VII. Truth.

3.5K 634 82
                                    

"Are you insane!?" Lyra memekik sambil menguncang-guncang bahu Yuriel padahal gadis itu hanya duduk diam begitu mereka sampai di kamar penginapan.

"Jawab aku!" tuntut gadis bermata merah itu, serupa dengan mata rekan-rekannya.

Yuriel tidak menjawab, dia hanya tersenyum seperti psikopat sejak tadi. Tatapannya pun sengaja dibuat kosong seolah tengah menikmati situasi yang tercipta berkat dirinya.

Mereka semua memang diperbolehkan tinggal, akan tetapi satu saja gerak-gerik mereka tertangkap basah seperti vampir, maka... tamat.

"Eiran, dia gila!" Lyra mengomel seolah lupa akan luka pada dirinya. "Dia menjadikan kita sebagai taruhan! Dia... dia sinting, Eiran!"

"Lyra..." Eiran mendesahkan nafasnya pelan merasa sedikit jengkel. "Kau lupa apa yang membuat kita harus berakhir di tempat ini?"

Itu salahnya yang mencoba menyerang manusia serigala sendirian entah untuk apa, mungkin untuk membuat teman-teman terkesan atau menarik perhatian Eiran?

"Kekonyolanmu." Tegas Eiran mengingatkan. "Anggaplah kita hanya terjebak dalam kekonyolan lainnya. Sekarang berbaring dan biarkan Nik merawat lukamu."

"Dan Cesare..." pandangan Eiran beralih pada lelaki berambut kemerahan itu. "Kau jaga kamar ini. Pastikan tidak ada layanan kamar yang masuk selagi proses pengobatan Lyra."

"Aku mengerti." Cesare menjawab sambil menganggukkan kepalanya, ia bisa diandalkan dalam hal ini. Tidak perlu khawatir.

Sementara Eiran kini mulai menatap Yuriel, mengode pada gadis itu untuk keluar meninggalkan kamar ini. Biarkan Lyra sedikit lebih tenang atau dia akan mulai berteriak lagi dan membuat semua yang mendengar kecuali dirinya sakit kepala.

"Ada hal yang perlu kau ketahui." Ucapnya pada Yuriel kemudian berjalan lebih dulu diikuti oleh gadis itu.

Mereka keluar, pintu di tutup oleh Cesare yang berjaga di depan. Eiran tidak mengatakan apa-apa, wajahnya biasa saja, dan dia berjalan duluan. Yuriel mengikuti di belakang, dia hanya seseorang yang realistis. Jika tidak ada yang menyukainya, itu wajar. Dari dulu juga begitu. Orang cenderung menilai melalui tampang atau perilaku, mereka tidak benar-benar mengenal terlebih dahulu.

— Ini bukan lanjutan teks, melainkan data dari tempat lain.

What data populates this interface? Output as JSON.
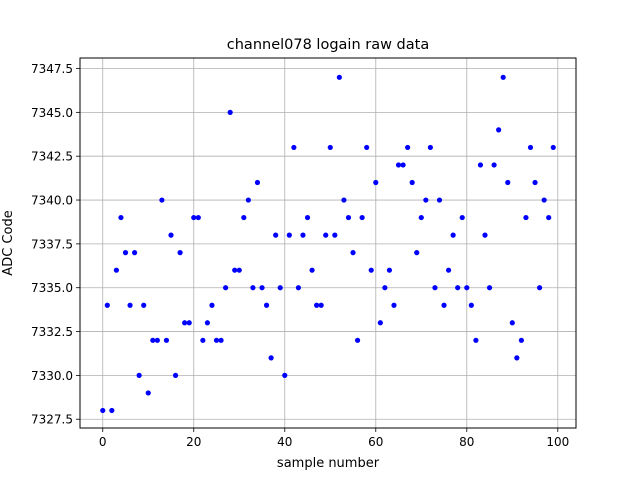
{
  "chart_data": {
    "type": "scatter",
    "title": "channel078 logain raw data",
    "xlabel": "sample number",
    "ylabel": "ADC Code",
    "xlim": [
      -5,
      104
    ],
    "ylim": [
      7327.0,
      7348.1
    ],
    "xticks": [
      0,
      20,
      40,
      60,
      80,
      100
    ],
    "xtick_labels": [
      "0",
      "20",
      "40",
      "60",
      "80",
      "100"
    ],
    "yticks": [
      7327.5,
      7330.0,
      7332.5,
      7335.0,
      7337.5,
      7340.0,
      7342.5,
      7345.0,
      7347.5
    ],
    "ytick_labels": [
      "7327.5",
      "7330.0",
      "7332.5",
      "7335.0",
      "7337.5",
      "7340.0",
      "7342.5",
      "7345.0",
      "7347.5"
    ],
    "grid": true,
    "marker_color": "#0000ff",
    "series": [
      {
        "x": [
          0,
          1,
          2,
          3,
          4,
          5,
          6,
          7,
          8,
          9,
          10,
          11,
          12,
          13,
          14,
          15,
          16,
          17,
          18,
          19,
          20,
          21,
          22,
          23,
          24,
          25,
          26,
          27,
          28,
          29,
          30,
          31,
          32,
          33,
          34,
          35,
          36,
          37,
          38,
          39,
          40,
          41,
          42,
          43,
          44,
          45,
          46,
          47,
          48,
          49,
          50,
          51,
          52,
          53,
          54,
          55,
          56,
          57,
          58,
          59,
          60,
          61,
          62,
          63,
          64,
          65,
          66,
          67,
          68,
          69,
          70,
          71,
          72,
          73,
          74,
          75,
          76,
          77,
          78,
          79,
          80,
          81,
          82,
          83,
          84,
          85,
          86,
          87,
          88,
          89,
          90,
          91,
          92,
          93,
          94,
          95,
          96,
          97,
          98,
          99
        ],
        "y": [
          7328,
          7334,
          7328,
          7336,
          7339,
          7337,
          7334,
          7337,
          7330,
          7334,
          7329,
          7332,
          7332,
          7340,
          7332,
          7338,
          7330,
          7337,
          7333,
          7333,
          7339,
          7339,
          7332,
          7333,
          7334,
          7332,
          7332,
          7335,
          7345,
          7336,
          7336,
          7339,
          7340,
          7335,
          7341,
          7335,
          7334,
          7331,
          7338,
          7335,
          7330,
          7338,
          7343,
          7335,
          7338,
          7339,
          7336,
          7334,
          7334,
          7338,
          7343,
          7338,
          7347,
          7340,
          7339,
          7337,
          7332,
          7339,
          7343,
          7336,
          7341,
          7333,
          7335,
          7336,
          7334,
          7342,
          7342,
          7343,
          7341,
          7337,
          7339,
          7340,
          7343,
          7335,
          7340,
          7334,
          7336,
          7338,
          7335,
          7339,
          7335,
          7334,
          7332,
          7342,
          7338,
          7335,
          7342,
          7344,
          7347,
          7341,
          7333,
          7331,
          7332,
          7339,
          7343,
          7341,
          7335,
          7340,
          7339,
          7343
        ]
      }
    ]
  }
}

"Kuharap kau segera berhenti bertingkah menyebalkan." Eiran buka suara begitu mereka cukup jauh dari lingkungan penginapan dan disambut oleh pemandangan ramainya orang-orang yang akan melaksanakan pertunjukan malam.

Mengabaikan ucapan Eiran, Yuriel lebih fokus pada persiapan orang-orang yang tengah berdiri membentuk lingkaran, mengosongkan bagian tengah yang mana sudah terdapat api unggun besar berwarna biru di sana.

"Api sihir." Jelas Eiran sebelum Yuriel bertanya walau sepertinya gadis itu tidak akan menanyakan.

"Dahulu..." saat akan bercerita, Yuriel melangkah melewatinya. Gadis itu mendekat ke salah satu toko, melihat orang yang tengah menjajakan makanan enak berupa daging yang ditusuk dalam bentuk potongan kotak-kotak lalu dipanggang di depan semua orang.

Tetapi, sebenarnya bukan itu yang Yuriel lihat. Pandangannya lurus jauh ke seberang, memperhatikan jajaran berbagai buku yang ada di depan sebuah toko tua dengan pemiliknya yang sudah tua juga.

Tangannya terkepal selama beberapa detik sesaat sebelum ia mengalihkan pandang pada akhirnya, memilih untuk melihat pertunjukan sihir malam yang akan segera di mulai dengan barisan panjang anak-anak berwajah ketakutan.

"Sebaiknya kita kembali ke penginapan." Ujar Eiran merasakan firasat buruk tentang pertunjukan ini, meski fokus semua orang bukan kepada mereka lagi.

"Kau benar." Yuriel menyetujui tanpa bertanya ataupun membantah, mereka berdua sudah berbalik keluar dari keramaian saat seorang gadis berumur 16 tahun meraih tangan Yuriel dan memohon.